Connect, the telephone counselling service for people abused as children, has had a 22 per cent increase in callers to date this year. Up to 54 per cent of callers described an experience of sexual abuse this year, a 3 per cent increase on the same period last year.
The overall number of calls received by the free out- of-hours support service for adults who suffered abuse, trauma or neglect in childhood this year to date (inside and outside opening hours) is in line with previous years. It is expected to reach more than 10,000 by the end of this month.
Connect’s telephone- based counselling service is open from 6pm to 10pm from Wednesday to Sunday. This year it supported 470 individual callers between January and November through its 20-hours-a-week service.
It was set up in 2006, as the National Counselling Helpline Service following demands from survivors of institutional abuse for an independent and professional out-of-hours telephone- based counselling and support service. In 2008, it was renamed Connect.
Independent board
Part-funded by the Health Service Executive,
it has an independent board that includes members of support groups such as Aislinn, Right of Place and Soca UK, as well as HSE representatives.

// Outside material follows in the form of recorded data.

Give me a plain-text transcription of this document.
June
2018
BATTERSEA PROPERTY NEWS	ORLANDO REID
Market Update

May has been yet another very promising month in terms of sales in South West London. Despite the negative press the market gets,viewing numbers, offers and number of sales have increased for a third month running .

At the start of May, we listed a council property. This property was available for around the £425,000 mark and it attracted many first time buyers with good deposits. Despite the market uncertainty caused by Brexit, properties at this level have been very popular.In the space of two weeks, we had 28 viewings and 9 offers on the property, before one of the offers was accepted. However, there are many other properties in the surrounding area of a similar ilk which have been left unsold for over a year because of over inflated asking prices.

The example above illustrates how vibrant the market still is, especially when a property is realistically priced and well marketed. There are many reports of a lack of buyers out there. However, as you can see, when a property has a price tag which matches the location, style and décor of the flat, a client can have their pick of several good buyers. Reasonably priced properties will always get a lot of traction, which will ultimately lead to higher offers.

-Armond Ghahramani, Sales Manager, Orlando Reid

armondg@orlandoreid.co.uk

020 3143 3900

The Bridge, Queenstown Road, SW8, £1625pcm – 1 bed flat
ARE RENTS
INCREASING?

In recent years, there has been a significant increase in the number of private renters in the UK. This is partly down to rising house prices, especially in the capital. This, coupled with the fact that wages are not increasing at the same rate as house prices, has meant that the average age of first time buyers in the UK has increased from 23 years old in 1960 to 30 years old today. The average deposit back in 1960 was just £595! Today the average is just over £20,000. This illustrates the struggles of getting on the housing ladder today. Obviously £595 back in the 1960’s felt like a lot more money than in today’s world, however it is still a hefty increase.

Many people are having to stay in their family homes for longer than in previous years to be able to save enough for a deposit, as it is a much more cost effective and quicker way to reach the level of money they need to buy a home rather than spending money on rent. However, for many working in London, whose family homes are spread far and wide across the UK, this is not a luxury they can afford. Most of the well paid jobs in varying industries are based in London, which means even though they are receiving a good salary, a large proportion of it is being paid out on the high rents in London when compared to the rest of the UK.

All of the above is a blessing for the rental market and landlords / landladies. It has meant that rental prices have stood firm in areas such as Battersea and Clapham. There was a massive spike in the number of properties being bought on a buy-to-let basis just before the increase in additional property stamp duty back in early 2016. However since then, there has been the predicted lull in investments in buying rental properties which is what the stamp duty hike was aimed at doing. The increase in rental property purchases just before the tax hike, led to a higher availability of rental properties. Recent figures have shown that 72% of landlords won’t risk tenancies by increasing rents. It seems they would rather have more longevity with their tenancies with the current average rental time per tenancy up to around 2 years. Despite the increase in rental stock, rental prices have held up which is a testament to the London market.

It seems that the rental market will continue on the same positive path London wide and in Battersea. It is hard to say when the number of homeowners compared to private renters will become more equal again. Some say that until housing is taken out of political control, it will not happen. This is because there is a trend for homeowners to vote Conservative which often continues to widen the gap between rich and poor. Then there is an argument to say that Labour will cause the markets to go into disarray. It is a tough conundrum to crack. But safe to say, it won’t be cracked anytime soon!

Its counsellors are concerned that 31 per cent of calls come into the service when it is closed, and remain unanswered.
Connect manager Theresa Merrigan said the 2014 figures reflect a continuing year-on-year growth in demand as well as a growing pressure to meet such demand within the 20 hours a week for which it is funded.

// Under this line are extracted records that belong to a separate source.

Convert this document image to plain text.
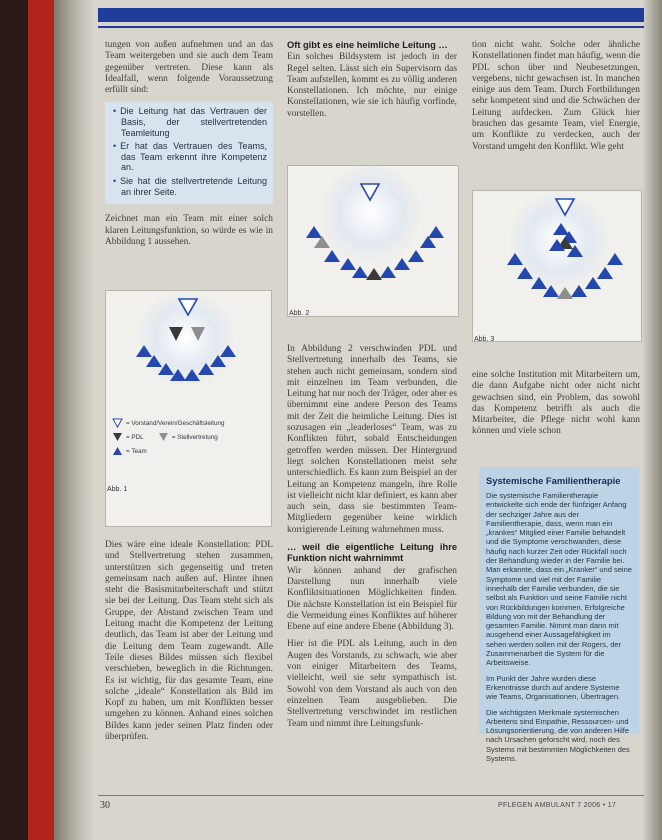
tungen von außen aufnehmen und an das Team weitergeben und sie auch dem Team gegenüber vertreten. Diese kann als Idealfall, wenn folgende Voraussetzung erfüllt sind:

• Die Leitung hat das Vertrauen der Basis, der stellvertretenden Teamleitung
• Er hat das Vertrauen des Teams, das Team erkennt ihre Kompetenz an.
• Sie hat die stellvertretende Leitung an ihrer Seite.

Zeichnet man ein Team mit einer solch klaren Leitungsfunktion, so würde es wie in Abbildung 1 aussehen.

Dies wäre eine ideale Konstellation: PDL und Stellvertretung stehen zusammen, unterstützen sich gegenseitig und treten gemeinsam nach außen auf. Hinter ihnen steht die Basismitarbeiterschaft und stützt sie bei der Leitung. Das Team steht sich als Gruppe, der Abstand zwischen Team und Leitung macht die Kompetenz der Leitung deutlich, das Team ist aber der Leitung und die Leitung dem Team zugewandt. Alle Teile dieses Bildes müssen sich flexibel verschieben, beweglich in die Richtungen. Es ist wichtig, für das gesamte Team, eine solche „ideale“ Konstellation als Bild im Kopf zu haben, um mit Konflikten besser umgehen zu können. Anhand eines solchen Bildes kann jeder seinen Platz finden oder überprüfen.

= Vorstand/Verein/Geschäftsleitung
= PDL	= Stellvertretung
= Team
Abb. 1
Oft gibt es eine heimliche Leitung …

Ein solches Bildsystem ist jedoch in der Regel selten. Lässt sich ein Supervisorn das Team aufstellen, kommt es zu völlig anderen Konstellationen. Ich möchte, nur einige Konstellationen, wie sie ich häufig vorfinde, vorstellen.

Abb. 2

In Abbildung 2 verschwinden PDL und Stellvertretung innerhalb des Teams, sie stehen auch nicht gemeinsam, sondern sind mit einzelnen im Team verbunden, die Leitung hat nur noch der Träger, oder aber es übernimmt eine andere Person des Teams mit der Zeit die heimliche Leitung. Dies ist sozusagen ein „leaderloses“ Team, was zu Konflikten führt, sobald Entscheidungen getroffen werden müssen. Der Hintergrund liegt solchen Konstellationen meist sehr unterschiedlich. Es kann zum Beispiel an der Leitung an Kompetenz mangeln, ihre Rolle ist vielleicht nicht klar definiert, es kann aber auch sein, dass sie bestimmten Team-Mitgliedern gegenüber keine wirklich korrigierende Leitung wahrnehmen muss.

… weil die eigentliche Leitung ihre Funktion nicht wahrnimmt

Wir können anhand der grafischen Darstellung nun innerhalb viele Konfliktsituationen Möglichkeiten finden. Die nächste Konstellation ist ein Beispiel für die Vermeidung eines Konfliktes auf höherer Ebene auf eine andere Ebene (Abbildung 3).

Hier ist die PDL als Leitung, auch in den Augen des Vorstands, zu schwach, wie aber von einiger Mitarbeitern des Teams, vielleicht, weil sie sehr sympathisch ist. Sowohl von dem Vorstand als auch von den einzelnen Team ausgeblieben. Die Stellvertretung verschwindet im restlichen Team und nimmt ihre Leitungsfunk-

tion nicht wahr. Solche oder ähnliche Konstellationen findet man häufig, wenn die PDL schon über und Neubesetzungen, vergebens, nicht gewachsen ist. In manchen einige aus dem Team. Durch Fortbildungen sehr kompetent sind und die Schwächen der Leitung aufdecken. Zum Glück hier brauchen das gesamte Team, viel Energie, um Konflikte zu verdecken, auch der Vorstand umgeht den Konflikt. Wie geht

Abb. 3

eine solche Institution mit Mitarbeitern um, die dann Aufgabe nicht oder nicht nicht gewachsen sind, ein Problem, das sowohl das Kompetenz betrifft als auch die Mitarbeiter, die Pflege nicht wohl kann können und viele schon

Systemische Familientherapie
Die systemische Familientherapie entwickelte sich ende der fünfziger Anfang der sechziger Jahre aus der Familientherapie, dass, wenn man ein „krankes“ Mitglied einer Familie behandelt und die Symptome verschwanden, diese häufig nach kurzer Zeit oder Rückfall noch der Behandlung wieder in der Familie bei. Man erkannte, dass ein „Kranker“ und seine Symptome und viel mit der Familie innerhalb der Familie verbunden, die sie selbst als Funktion und seine Familie nicht von Rückbildungen kommen. Erfolgreiche Bildung von mit der Behandlung der gesamten Familie. Nimmt man dann mit ausgehend einer Aussagefähigkeit im sehen werden sollen mit der Rogers, der Zusammenarbeit die System für die Arbeitsweise.
Im Punkt der Jahre wurden diese Erkenntnisse durch auf andere Systeme wie Teams, Organisationen, Übertragen.
Die wichtigsten Merkmale systemischen Arbeitens sind Empathie, Ressourcen- und Lösungsorientierung, die von anderen Hilfe nach Ursachen geforscht wird, noch des Systems mit bestimmten Möglichkeiten des Systems.
30	PFLEGEN AMBULANT 7 2006 • 17
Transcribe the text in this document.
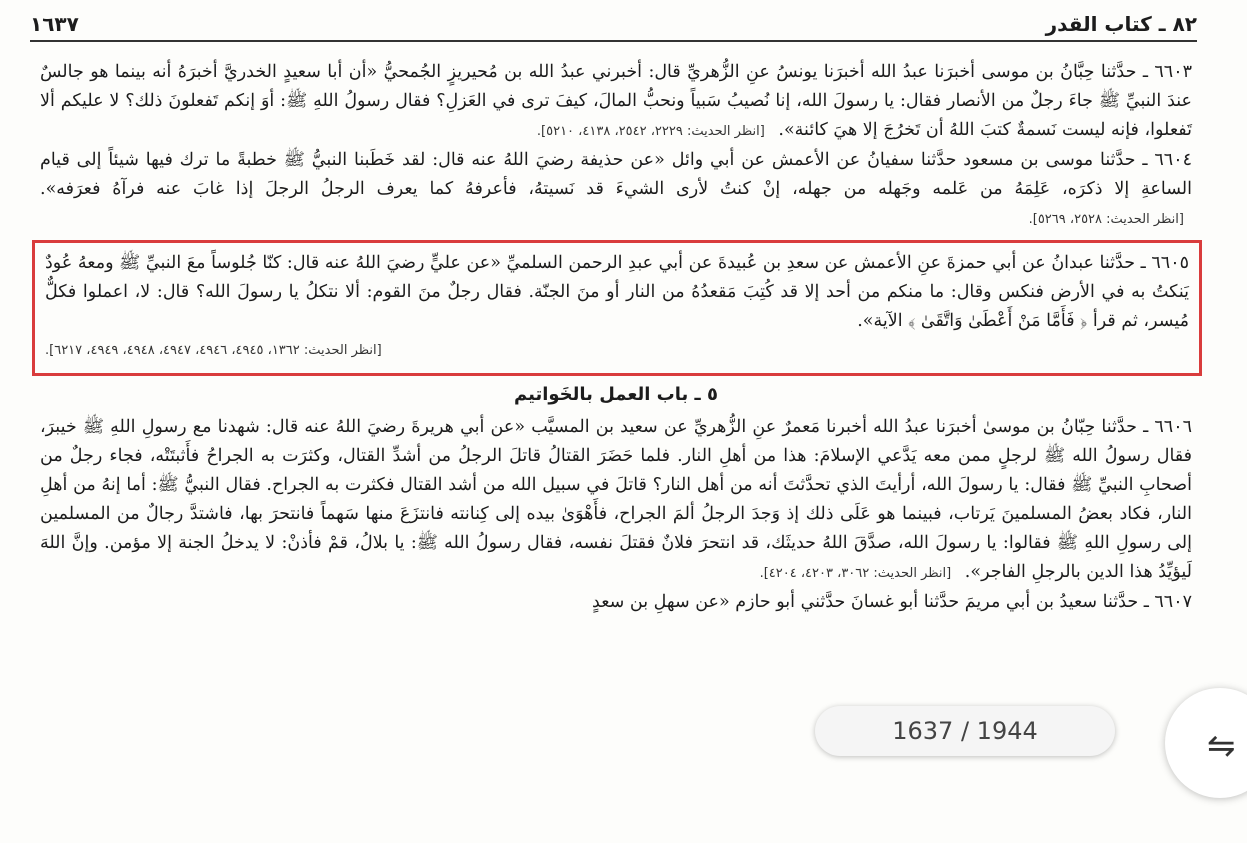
١٦٣٧	٨٢ ـ كتاب القدر

٦٦٠٣ ـ حدَّثنا حِبَّانُ بن موسى أخبرَنا عبدُ الله أخبرَنا يونسُ عنِ الزُّهريِّ قال: أخبرني عبدُ الله بن مُحيريزٍ الجُمحيُّ «أن أبا سعيدٍ الخدريَّ أخبرَهُ أنه بينما هو جالسٌ عندَ النبيِّ ﷺ جاءَ رجلٌ من الأنصار فقال: يا رسولَ الله، إنا نُصيبُ سَبياً ونحبُّ المالَ، كيفَ ترى في العَزلِ؟ فقال رسولُ اللهِ ﷺ: أوَ إنكم تَفعلونَ ذلك؟ لا عليكم ألا تَفعلوا، فإنه ليست نَسمةٌ كتبَ اللهُ أن تَخرُجَ إلا هيَ كائنة». [انظر الحديث: ٢٢٢٩، ٢٥٤٢، ٤١٣٨، ٥٢١٠].

٦٦٠٤ ـ حدَّثنا موسى بن مسعود حدَّثنا سفيانُ عن الأعمش عن أبي وائل «عن حذيفة رضيَ اللهُ عنه قال: لقد خَطَبنا النبيُّ ﷺ خطبةً ما ترك فيها شيئاً إلى قيام الساعةِ إلا ذكرَه، عَلِمَهُ من عَلمه وجَهله من جهله، إنْ كنتُ لأرى الشيءَ قد نَسيتهُ، فأعرفهُ كما يعرف الرجلُ الرجلَ إذا غابَ عنه فرآهُ فعرَفه». [انظر الحديث: ٢٥٢٨، ٥٢٦٩].

٦٦٠٥ ـ حدَّثنا عبدانُ عن أبي حمزةَ عنِ الأعمش عن سعدِ بن عُبيدةَ عن أبي عبدِ الرحمن السلميِّ «عن عليٍّ رضيَ اللهُ عنه قال: كنّا جُلوساً معَ النبيِّ ﷺ ومعهُ عُودٌ يَنكتُ به في الأرض فنكس وقال: ما منكم من أحد إلا قد كُتِبَ مَقعدُهُ من النار أو منَ الجنّة. فقال رجلٌ منَ القوم: ألا نتكلُ يا رسولَ الله؟ قال: لا، اعملوا فكلٌّ مُيسر، ثم قرأ ﴿ فَأَمَّا مَنْ أَعْطَىٰ وَاتَّقَىٰ ﴾ الآية».

[انظر الحديث: ١٣٦٢، ٤٩٤٥، ٤٩٤٦، ٤٩٤٧، ٤٩٤٨، ٤٩٤٩، ٦٢١٧].
٥ ـ باب العمل بالخَواتيم

٦٦٠٦ ـ حدَّثنا حِبّانُ بن موسىٰ أخبرَنا عبدُ الله أخبرنا مَعمرٌ عنِ الزُّهريِّ عن سعيد بن المسيَّب «عن أبي هريرةَ رضيَ اللهُ عنه قال: شهدنا مع رسولِ اللهِ ﷺ خيبرَ، فقال رسولُ الله ﷺ لرجلٍ ممن معه يَدَّعي الإسلامَ: هذا من أهلِ النار. فلما حَضَرَ القتالُ قاتلَ الرجلُ من أشدِّ القتال، وكثرَت به الجراحُ فأَثبتَتْه، فجاء رجلٌ من أصحابِ النبيِّ ﷺ فقال: يا رسولَ الله، أرأيتَ الذي تحدَّثتَ أنه من أهل النار؟ قاتلَ في سبيل الله من أشد القتال فكثرت به الجراح. فقال النبيُّ ﷺ: أما إنهُ من أهلِ النار، فكاد بعضُ المسلمينَ يَرتاب، فبينما هو عَلَى ذلك إذ وَجدَ الرجلُ ألمَ الجراح، فأَهْوَىٰ بيده إلى كِنانته فانتزَعَ منها سَهماً فانتحرَ بها، فاشتدَّ رجالٌ من المسلمين إلى رسولِ اللهِ ﷺ فقالوا: يا رسولَ الله، صدَّقَ اللهُ حديثَك، قد انتحرَ فلانٌ فقتلَ نفسه، فقال رسولُ الله ﷺ: يا بلالُ، قمْ فأذنْ: لا يدخلُ الجنة إلا مؤمن. وإنَّ اللهَ لَيؤيِّدُ هذا الدين بالرجلِ الفاجر». [انظر الحديث: ٣٠٦٢، ٤٢٠٣، ٤٢٠٤].

٦٦٠٧ ـ حدَّثنا سعيدُ بن أبي مريمَ حدَّثنا أبو غسانَ حدَّثني أبو حازم «عن سهلِ بن سعدٍ

1637 / 1944	⇋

“There is a concern around Connect’s ability to provide intensive ongoing support to such a high number of individual callers,” she said.
Multiple instances
of abuse A growing number of callers talk of multiple experiences of abuse and neglect, she said:
“Many report emotional and physical abuse in familial contexts where they were abused by multiple family members. Such experiences in childhood lead to emotional difficulties in adult life which vary from depression to self-harm and suicidal thoughts.”
The most common setting for abuse reported by callers this year was the family at 45.5 per cent, followed by the community at 27.5 per cent.
“Institutional abuse accounted for 16 per cent of calls, though this figure rose at times of public focus on institutional abuse, accounting for 23 per cent of calls at the announcement of the mother-and-baby-home inquiry in June and July last,” she said.
Of the 2014 callers to date, 61 per cent were female and 39 per cent male, a 4 per cent increase on 2013 in men seeking support.